WATKINS, former President Judge, did not participate in the consideration or decision of this case.

NOTES

[1] In Commonwealth v. Roberts, 237 Pa.Super. 336, 352 A.2d 140 (1975) and Commonwealth v. Smith, 248 Pa.Super. 392, 375 A.2d 154 (1977) our court made it clear that failure of an appellant to challenge the voluntariness of his guilty plea by means of a petition to withdraw the plea would result in a waiver of the right to challenge the validity of the plea on appeal to our court. In the case before us, appellant was not advised by the lower court that he would have the right to file post-verdict motions, and we are therefore precluded from finding a waiver because of appellant's failure to file a petition to withdraw his plea. See the order of the Pennsylvania Supreme Court in Commonwealth v. McCusker (No. 2850 Allocutur Docket, filed September 21, 1977), citing Pa.Rule of Criminal Procedure 1123 and Commonwealth v. Tate, 464 Pa. 25, 346 A.2d 1 (1975). It should be noted that the procedure to be followed by a defendant after entry of a guilty plea, prior to appealing to our court, is now contained in Pa.Rule of Criminal Procedure 321.

[2] Ordinarily, the failure of an appellant to raise issues on direct appeal will result in a waiver of the right to raise those issues in PCHA proceedings. Act of January 25, 1966, P.L. (1965) 1580, 19 P.S. § 1180-4; Commonwealth v. Murray, 452 Pa. 282, 305 A.2d 33 (1973). As appellant pointed out, however (both at the PCHA hearing and in his brief to our court), he was not advised by the trial court that he had a right to file an appeal and that such appeal would have to be filed within 30 days.

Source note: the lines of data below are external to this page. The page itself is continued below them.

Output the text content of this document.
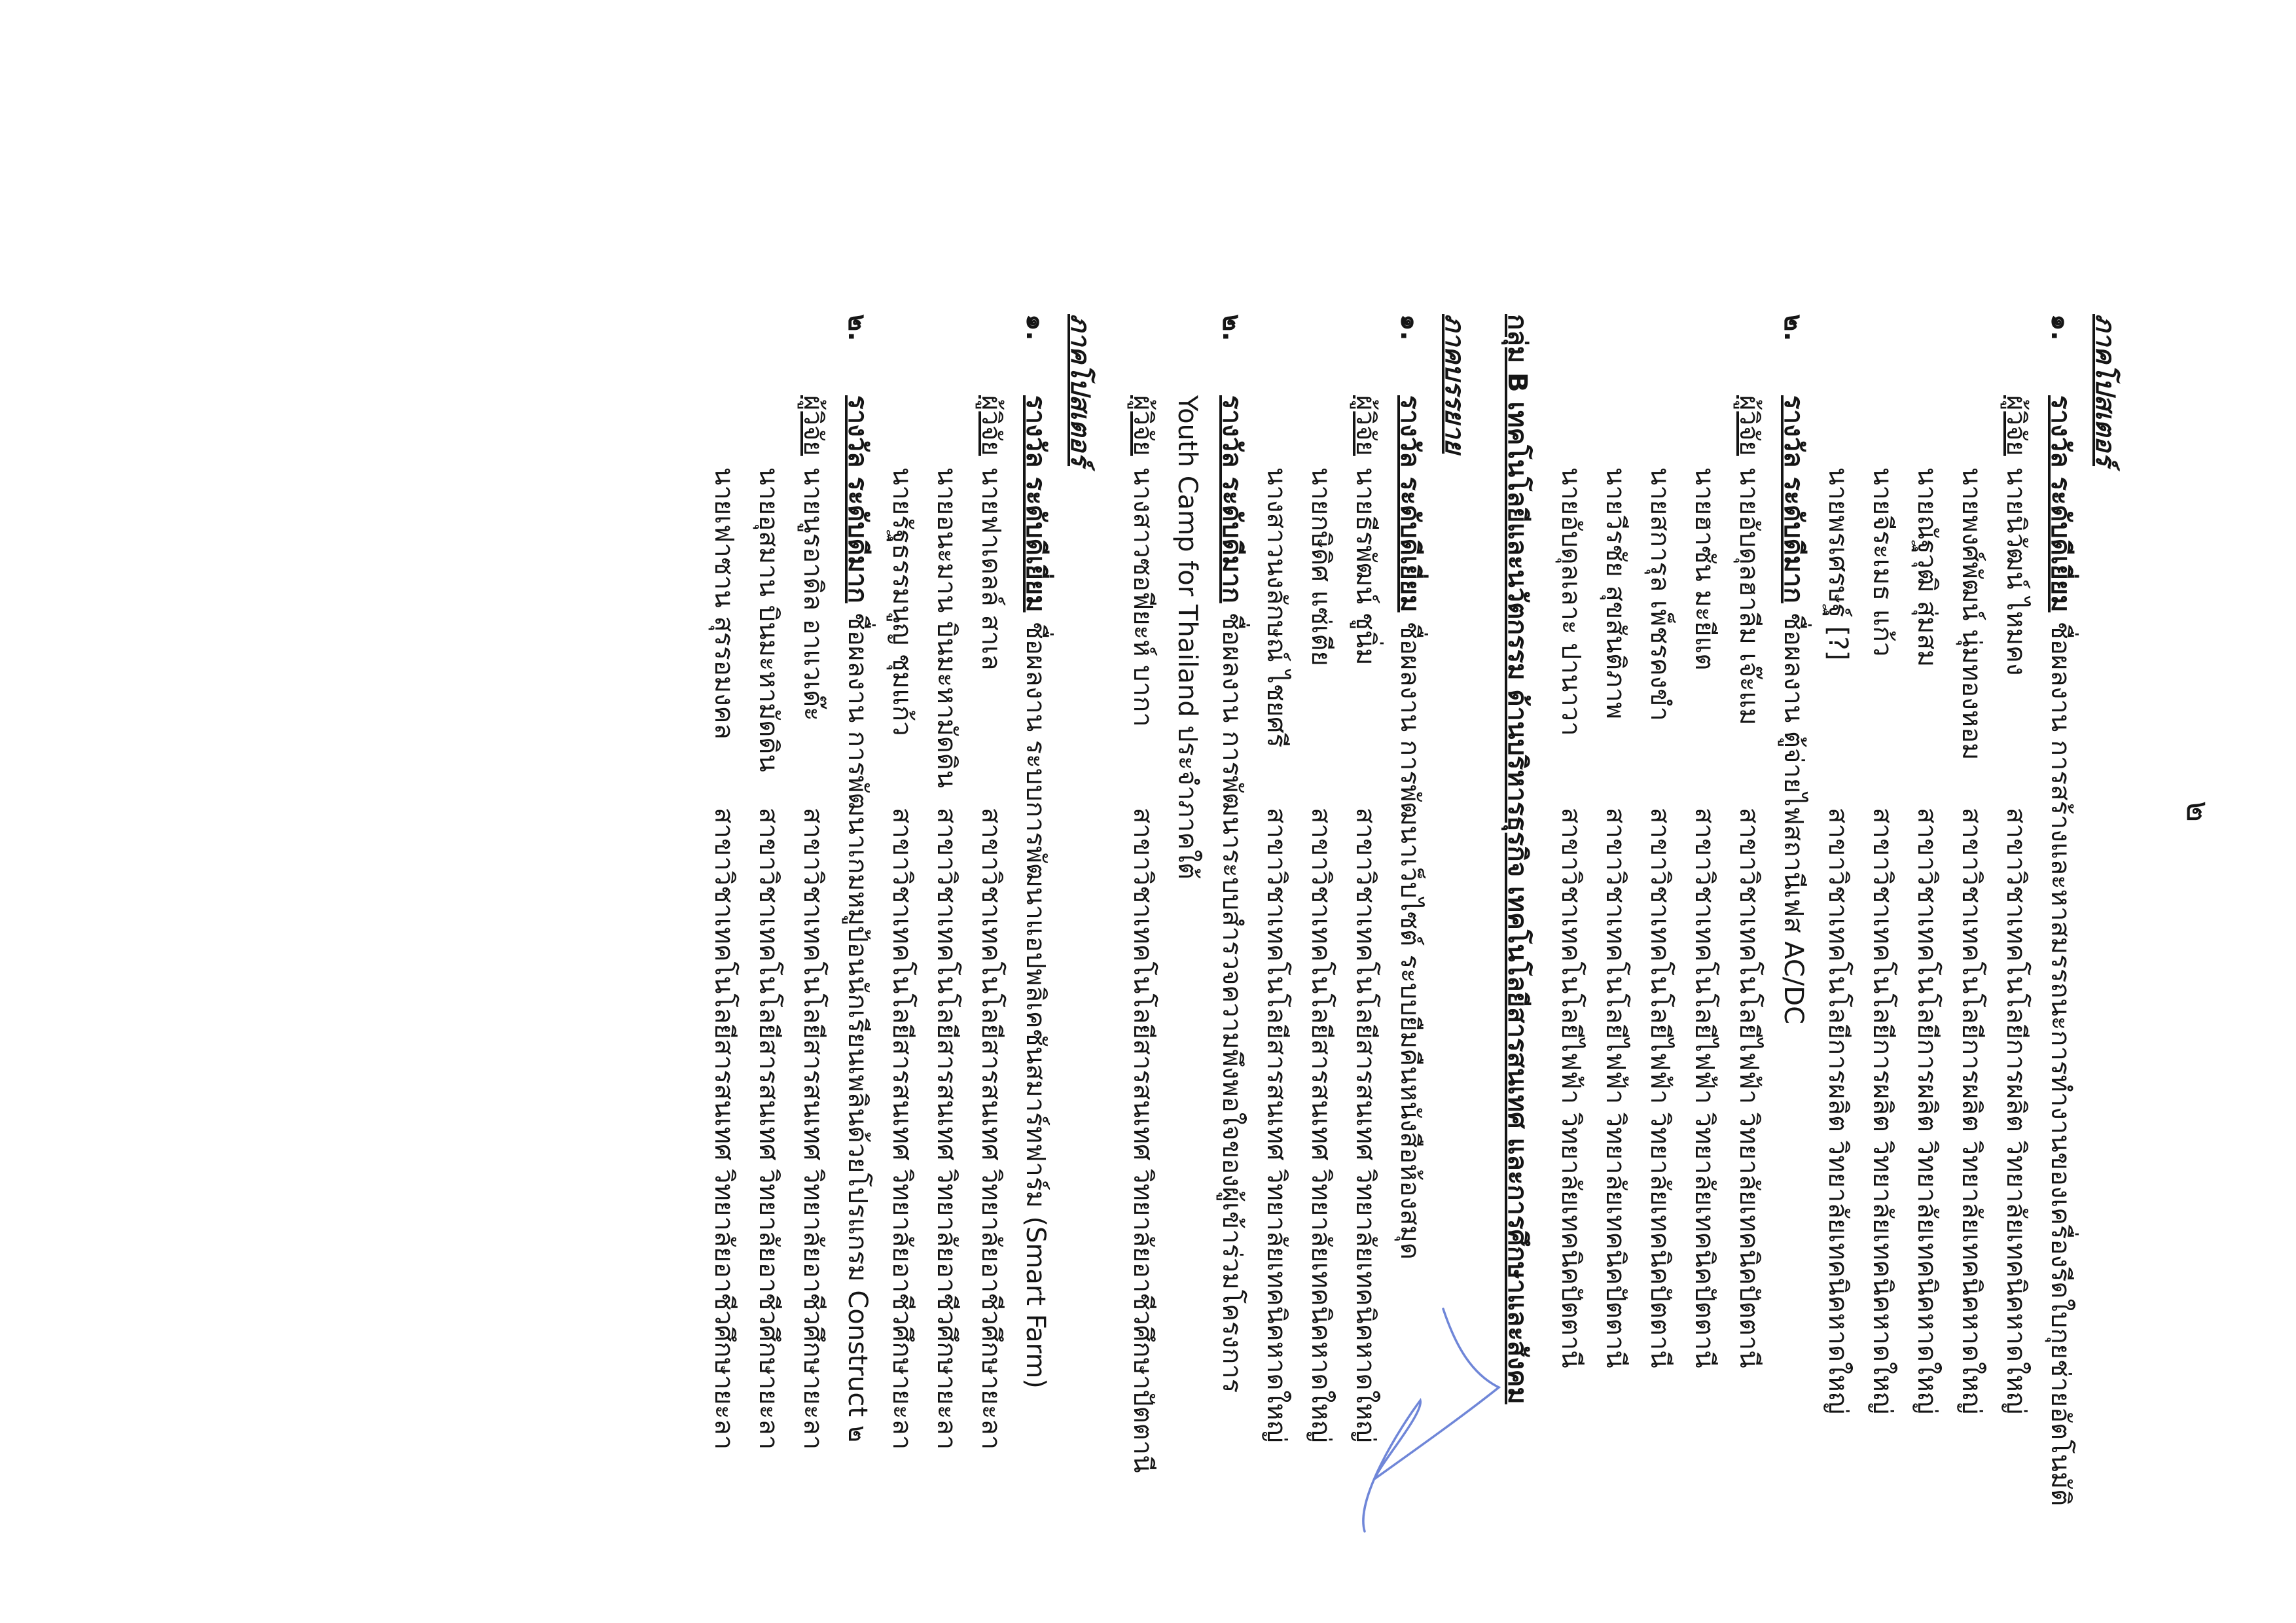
๒
ภาคโปสเตอร์
๑.
รางวัล ระดับดีเยี่ยม
ชื่อผลงาน การสร้างและหาสมรรถนะการทำงานของเครื่องรีดใบกุยช่ายอัตโนมัติ
ผู้วิจัย
นายนิวัฒน์ ไหมคง
สาขาวิชาเทคโนโลยีการผลิต วิทยาลัยเทคนิคหาดใหญ่
นายพงศ์พัฒน์ นุ่มทองหอม
สาขาวิชาเทคโนโลยีการผลิต วิทยาลัยเทคนิคหาดใหญ่
นายณัฐวุฒิ สุ่มสม
สาขาวิชาเทคโนโลยีการผลิต วิทยาลัยเทคนิคหาดใหญ่
นายจีระเมธ แก้ว
สาขาวิชาเทคโนโลยีการผลิต วิทยาลัยเทคนิคหาดใหญ่
นายพรเศรษฐ์ [?]
สาขาวิชาเทคโนโลยีการผลิต วิทยาลัยเทคนิคหาดใหญ่
๒.
รางวัล ระดับดีมาก
ชื่อผลงาน ตู้จ่ายไฟสถานีเฟส AC/DC
ผู้วิจัย
นายอับดุลฮาลีม เจ๊ะแม
สาขาวิชาเทคโนโลยีไฟฟ้า วิทยาลัยเทคนิคปัตตานี
นายฮาซัน มะยีแต
สาขาวิชาเทคโนโลยีไฟฟ้า วิทยาลัยเทคนิคปัตตานี
นายสการุล เพ็ชรคงขำ
สาขาวิชาเทคโนโลยีไฟฟ้า วิทยาลัยเทคนิคปัตตานี
นายวีรชัย สุขสันติภาพ
สาขาวิชาเทคโนโลยีไฟฟ้า วิทยาลัยเทคนิคปัตตานี
นายอับดุลเลาะ ปานาวา
สาขาวิชาเทคโนโลยีไฟฟ้า วิทยาลัยเทคนิคปัตตานี
กลุ่ม B เทคโนโลยีและนวัตกรรม ด้านบริหารธุรกิจ เทคโนโลยีสารสนเทศ และการศึกษาและสังคม
ภาคบรรยาย
๑.
รางวัล ระดับดีเยี่ยม
ชื่อผลงาน การพัฒนาเว็บไซต์ ระบบยืมคืนหนังสือห้องสมุด
ผู้วิจัย
นายธีรพัฒน์ ชูนิ่ม
สาขาวิชาเทคโนโลยีสารสนเทศ วิทยาลัยเทคนิคหาดใหญ่
นายกษิดิศ แซ่เตีย
สาขาวิชาเทคโนโลยีสารสนเทศ วิทยาลัยเทคนิคหาดใหญ่
นางสาวนงลักษณ์ ไชยศรี
สาขาวิชาเทคโนโลยีสารสนเทศ วิทยาลัยเทคนิคหาดใหญ่
๒.
รางวัล ระดับดีมาก
ชื่อผลงาน การพัฒนาระบบสำรวจความพึงพอใจของผู้เข้าร่วมโครงการ
Youth Camp for Thailand ประจำภาคใต้
ผู้วิจัย
นางสาวซอฟียะห์ บากา
สาขาวิชาเทคโนโลยีสารสนเทศ วิทยาลัยอาชีวศึกษาปัตตานี
ภาคโปสเตอร์
๑.
รางวัล ระดับดีเยี่ยม
ชื่อผลงาน ระบบการพัฒนาแอปพลิเคชันสมาร์ทฟาร์ม (Smart Farm)
ผู้วิจัย
นายฟาเดลล์ สาเล
สาขาวิชาเทคโนโลยีสารสนเทศ วิทยาลัยอาชีวศึกษายะลา
นายอนะมาน บินมะหามัดดิน
สาขาวิชาเทคโนโลยีสารสนเทศ วิทยาลัยอาชีวศึกษายะลา
นายรัฐธรรมนูญ ชุมแก้ว
สาขาวิชาเทคโนโลยีสารสนเทศ วิทยาลัยอาชีวศึกษายะลา
๒.
รางวัล ระดับดีมาก
ชื่อผลงาน การพัฒนาเกมหมูป้อนนักเรียนเพลินด้วยโปรแกรม Construct ๒
ผู้วิจัย
นายนูรอาดิล อาแวเด๊ะ
สาขาวิชาเทคโนโลยีสารสนเทศ วิทยาลัยอาชีวศึกษายะลา
นายอุสมาน บินมะหามัดดิน
สาขาวิชาเทคโนโลยีสารสนเทศ วิทยาลัยอาชีวศึกษายะลา
นายเฟาซาน สุรรอมงคล
สาขาวิชาเทคโนโลยีสารสนเทศ วิทยาลัยอาชีวศึกษายะลา
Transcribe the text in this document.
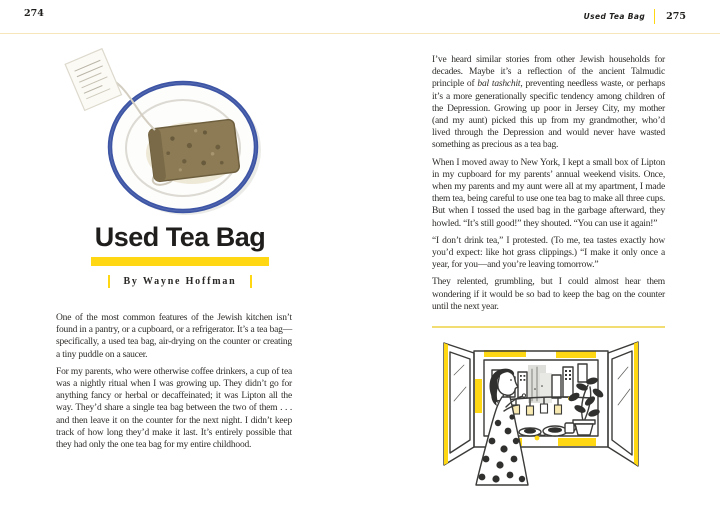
274
Used Tea Bag
By Wayne Hoffman

One of the most common features of the Jewish kitchen isn’t found in a pantry, or a cupboard, or a refrigerator. It’s a tea bag—specifically, a used tea bag, air-drying on the counter or creating a tiny puddle on a saucer.

For my parents, who were otherwise coffee drinkers, a cup of tea was a nightly ritual when I was growing up. They didn’t go for anything fancy or herbal or decaffeinated; it was Lipton all the way. They’d share a single tea bag between the two of them . . . and then leave it on the counter for the next night. I didn’t keep track of how long they’d make it last. It’s entirely possible that they had only the one tea bag for my entire childhood.

Used Tea Bag 275

I’ve heard similar stories from other Jewish households for decades. Maybe it’s a reflection of the ancient Talmudic principle of bal tashchit, preventing needless waste, or perhaps it’s a more generationally specific tendency among children of the Depression. Growing up poor in Jersey City, my mother (and my aunt) picked this up from my grandmother, who’d lived through the Depression and would never have wasted something as precious as a tea bag.

When I moved away to New York, I kept a small box of Lipton in my cupboard for my parents’ annual weekend visits. Once, when my parents and my aunt were all at my apartment, I made them tea, being careful to use one tea bag to make all three cups. But when I tossed the used bag in the garbage afterward, they howled. “It’s still good!” they shouted. “You can use it again!”

“I don’t drink tea,” I protested. (To me, tea tastes exactly how you’d expect: like hot grass clippings.) “I make it only once a year, for you—and you’re leaving tomorrow.”

They relented, grumbling, but I could almost hear them wondering if it would be so bad to keep the bag on the counter until the next year.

We are therefore precluded from finding that appellant's failure to file a direct appeal operated as a waiver of the right to litigate issues in PCHA proceedings. See Commonwealth v. Norman, 447 Pa. 217, 285 A.2d 523 (1971); Commonwealth v. Gilmer, 441 Pa. 170, 270 A.2d 693 (1970); Commonwealth v. Hall, 430 Pa. 163, 242 A.2d 241 (1968).

[3] In Commonwealth v. Lee, 460 Pa. 324, 327, 333 A.2d 749, 750 (1975), our Supreme Court stated that "where the only challenge to the proceedings in the trial court is directed to the validity of the plea itself, the proper procedure is first to file with that court a petition to withdraw the plea." (Emphasis added). In the case before us, appellant raised the issue of the voluntariness of his plea along with the issue of the legality of his sentence, respectively, at his PCHA hearing and in his PCHA petition. For us to hold that appellant should have raised one issue in one manner (petition to withdraw guilty plea) and the other in a different way (petition to correct sentence or PCHA petition) would not be acting in the interest of judicial economy. The reason for requiring a petition to withdraw the plea is to give the lower court an opportunity to review the voluntariness of the plea and perhaps avoid unnecessary appeals; this goal is attained when the lower court examines the voluntariness of a guilty plea along with the legality of the sentence in a PCHA proceeding. See Commonwealth v. Beatty, 474 Pa. 104, 376 A.2d 994 (1977), in which an appellant's use of PCHA proceedings, instead of a petition to withdraw the guilty plea, to raise the issue of an involuntary guilty plea was held not to result in a waiver of the right to challenge the voluntariness of the plea.